On June 24, 2021, Forefront Dermatology, S.C. and its affiliated practices concluded its investigation of an intrusion into its IT network by unauthorized parties and determined that the incident resulted in unauthorized access to certain files on its IT systems that contain patient information. The company first identified the intrusion on June 4, 2021, and immediately took its network offline to protect the information it maintains and secure its systems. In addition it promptly launched an investigation and notified law enforcement.

The investigation determined that unauthorized parties gained access to Forefront Dermatology’s IT network between the dates of May 28, 2021 and June 4, 2021 and accessed certain files that contain information pertaining to some patients. This information may have included patient names, addresses, dates of birth, patient account numbers, health insurance plan member ID numbers, medical record numbers, dates of service, accession numbers, provider names, and/or medical and clinical treatment information.

There is no evidence that patient Social Security numbers, driver’s license numbers, or financial account / payment card information were involved in this incident.

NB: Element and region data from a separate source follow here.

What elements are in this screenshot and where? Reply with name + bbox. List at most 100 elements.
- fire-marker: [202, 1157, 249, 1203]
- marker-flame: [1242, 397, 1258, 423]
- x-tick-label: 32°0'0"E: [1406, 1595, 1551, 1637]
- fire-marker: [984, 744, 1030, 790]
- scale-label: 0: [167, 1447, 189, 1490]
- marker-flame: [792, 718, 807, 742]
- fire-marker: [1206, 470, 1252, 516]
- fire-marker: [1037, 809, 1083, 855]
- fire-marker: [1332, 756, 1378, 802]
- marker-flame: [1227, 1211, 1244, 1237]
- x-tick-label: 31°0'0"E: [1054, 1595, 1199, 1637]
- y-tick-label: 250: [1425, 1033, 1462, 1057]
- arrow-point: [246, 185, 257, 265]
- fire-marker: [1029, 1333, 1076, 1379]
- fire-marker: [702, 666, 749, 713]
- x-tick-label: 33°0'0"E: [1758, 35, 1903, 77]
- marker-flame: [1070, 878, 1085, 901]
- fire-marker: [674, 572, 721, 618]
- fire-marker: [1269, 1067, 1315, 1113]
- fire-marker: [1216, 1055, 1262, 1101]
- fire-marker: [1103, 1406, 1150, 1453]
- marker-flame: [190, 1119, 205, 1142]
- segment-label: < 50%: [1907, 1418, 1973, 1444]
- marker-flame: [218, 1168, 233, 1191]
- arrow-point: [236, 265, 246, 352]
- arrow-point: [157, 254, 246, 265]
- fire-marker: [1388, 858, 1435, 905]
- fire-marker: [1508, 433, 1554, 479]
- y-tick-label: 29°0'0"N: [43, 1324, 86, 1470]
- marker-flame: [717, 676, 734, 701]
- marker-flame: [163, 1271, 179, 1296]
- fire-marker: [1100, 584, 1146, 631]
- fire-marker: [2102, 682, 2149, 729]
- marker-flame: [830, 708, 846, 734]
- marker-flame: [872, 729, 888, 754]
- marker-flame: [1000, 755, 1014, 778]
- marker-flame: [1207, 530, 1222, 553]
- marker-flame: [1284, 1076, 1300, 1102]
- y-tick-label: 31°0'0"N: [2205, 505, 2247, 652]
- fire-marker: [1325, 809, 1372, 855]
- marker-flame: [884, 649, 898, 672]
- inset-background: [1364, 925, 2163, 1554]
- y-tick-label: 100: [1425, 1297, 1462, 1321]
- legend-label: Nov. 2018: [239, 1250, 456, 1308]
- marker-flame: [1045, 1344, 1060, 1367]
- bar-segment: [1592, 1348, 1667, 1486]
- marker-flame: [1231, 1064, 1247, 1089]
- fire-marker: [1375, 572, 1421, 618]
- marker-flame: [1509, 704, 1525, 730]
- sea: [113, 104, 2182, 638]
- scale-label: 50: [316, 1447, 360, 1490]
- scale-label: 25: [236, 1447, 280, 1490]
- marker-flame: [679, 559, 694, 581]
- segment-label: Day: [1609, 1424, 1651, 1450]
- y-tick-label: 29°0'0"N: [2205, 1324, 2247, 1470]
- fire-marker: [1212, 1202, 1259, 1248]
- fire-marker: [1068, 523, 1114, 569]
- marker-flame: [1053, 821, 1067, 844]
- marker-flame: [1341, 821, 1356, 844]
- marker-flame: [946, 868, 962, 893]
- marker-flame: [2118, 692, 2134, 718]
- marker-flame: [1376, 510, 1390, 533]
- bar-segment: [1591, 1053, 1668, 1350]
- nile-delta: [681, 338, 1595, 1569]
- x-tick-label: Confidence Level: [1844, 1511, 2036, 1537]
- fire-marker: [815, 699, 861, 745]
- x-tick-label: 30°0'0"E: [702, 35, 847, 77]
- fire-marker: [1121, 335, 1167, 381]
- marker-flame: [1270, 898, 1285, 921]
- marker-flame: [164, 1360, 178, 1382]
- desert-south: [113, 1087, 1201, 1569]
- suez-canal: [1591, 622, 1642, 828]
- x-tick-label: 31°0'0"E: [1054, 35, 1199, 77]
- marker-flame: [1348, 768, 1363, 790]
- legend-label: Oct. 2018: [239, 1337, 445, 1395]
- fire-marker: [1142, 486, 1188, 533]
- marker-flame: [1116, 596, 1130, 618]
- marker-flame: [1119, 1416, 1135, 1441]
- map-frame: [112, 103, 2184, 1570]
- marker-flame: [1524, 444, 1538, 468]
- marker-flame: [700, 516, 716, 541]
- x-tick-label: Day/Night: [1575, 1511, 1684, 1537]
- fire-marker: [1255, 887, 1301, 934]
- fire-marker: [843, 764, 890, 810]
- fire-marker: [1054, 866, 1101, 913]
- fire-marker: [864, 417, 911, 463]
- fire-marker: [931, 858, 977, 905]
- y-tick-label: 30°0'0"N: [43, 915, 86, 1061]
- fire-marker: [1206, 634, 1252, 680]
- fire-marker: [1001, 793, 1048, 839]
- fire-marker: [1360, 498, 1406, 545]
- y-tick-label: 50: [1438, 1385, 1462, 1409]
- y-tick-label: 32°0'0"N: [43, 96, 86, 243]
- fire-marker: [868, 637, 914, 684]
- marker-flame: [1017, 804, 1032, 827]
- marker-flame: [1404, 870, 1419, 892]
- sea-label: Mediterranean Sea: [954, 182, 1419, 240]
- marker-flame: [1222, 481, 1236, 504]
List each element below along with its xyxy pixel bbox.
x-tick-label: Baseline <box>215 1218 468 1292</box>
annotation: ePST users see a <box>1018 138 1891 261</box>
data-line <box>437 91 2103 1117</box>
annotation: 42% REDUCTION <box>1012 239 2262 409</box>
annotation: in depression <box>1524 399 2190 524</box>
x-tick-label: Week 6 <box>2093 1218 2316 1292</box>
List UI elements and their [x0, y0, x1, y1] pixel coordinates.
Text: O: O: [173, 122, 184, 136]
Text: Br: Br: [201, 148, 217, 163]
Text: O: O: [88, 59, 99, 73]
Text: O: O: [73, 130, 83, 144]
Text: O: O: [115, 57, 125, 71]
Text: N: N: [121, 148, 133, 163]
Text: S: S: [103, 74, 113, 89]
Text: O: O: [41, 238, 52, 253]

While the investigation found evidence that only a small number of patients’ information was specifically involved, Forefront Dermatology could not rule out the possibility that files containing other patients’ information may have been subject to unauthorized access. Patients whose information may have been involved in this incident are being notified by Forefront Dermatology and are advised to review the statements they receive from their health care providers and health insurance plan. If individuals see services they did not receive, they should contact the provider or health plan immediately. To help prevent something like this from happening again, Forefront Dermatology is enhancing its security protocols.

We deeply regret any inconvenience or concern this incident may cause. We take this matter very seriously and are continuing to enhance our security protocols to help prevent a similar incident from occurring in the future. If you have any questions about this incident, please call Forefront Dermatology’s dedicated, toll-free incident response line at 855-899-4166, Monday through Friday, between 8:00am to 8:00pm, Central Time.

Frequently Asked Questions (FAQs)

What happened?

On June 24, 2021, Forefront concluded its investigation of an intrusion into its IT network by unauthorized parties and determined that the incident resulted in unauthorized access to certain files on its IT systems that contain Forefront patient information. Forefront first identified the intrusion on June 4, 2021 and immediately took its entire network offline to protect the information it maintains and to secure its systems. Forefront then launched an investigation and notified law enforcement.

When did the incident occur?

This incident occurred on June 4, 2021. Immediately upon learning of the incident, Forefront took its entire network offline, out of an abundance of caution to protect its patients and to secure its systems, launched an investigation and notified law enforcement. As part of the investigation, Forefront worked diligently to identify what information may have been involved. Once Forefront determined what information may have been involved, it moved quickly to notify potentially affected individuals.

How do you know the systems are safe now?

Forefront took its systems offline and fortified its network before bringing them back online. Forefront believes its systems are now both safe and operational and should not create any further delays in patient care or service.

What patient data was involved?

Forefront’s investigation could not rule out the possibility that files containing information pertaining to patients may have been subject to unauthorized access, including their  names, addresses, dates of birth, patient account numbers, health insurance plan member ID numbers, medical record numbers, dates of service, provider names, and/or medical and clinical treatment information.

Forefront has begun mailing and emailing notices  to  individuals whose information was or may have been involved in the incident. The letters describe the specific information potentially involved for the letter recipient. Forefront is also notifying government regulators, in accordance with applicable law.

How is Forefront responding?

Forefront immediately took its entire network offline out of an abundance of caution to protect its patients and to secure its systems. Forefront also launched an investigation and notified law enforcement. Once Forefront determined that personal information was potentially involved in this incident, it moved quickly to notify those individuals and government regulators, in accordance with applicable law. To help prevent something like this from happening again, Forefront Dermatology is enhancing its security protocols.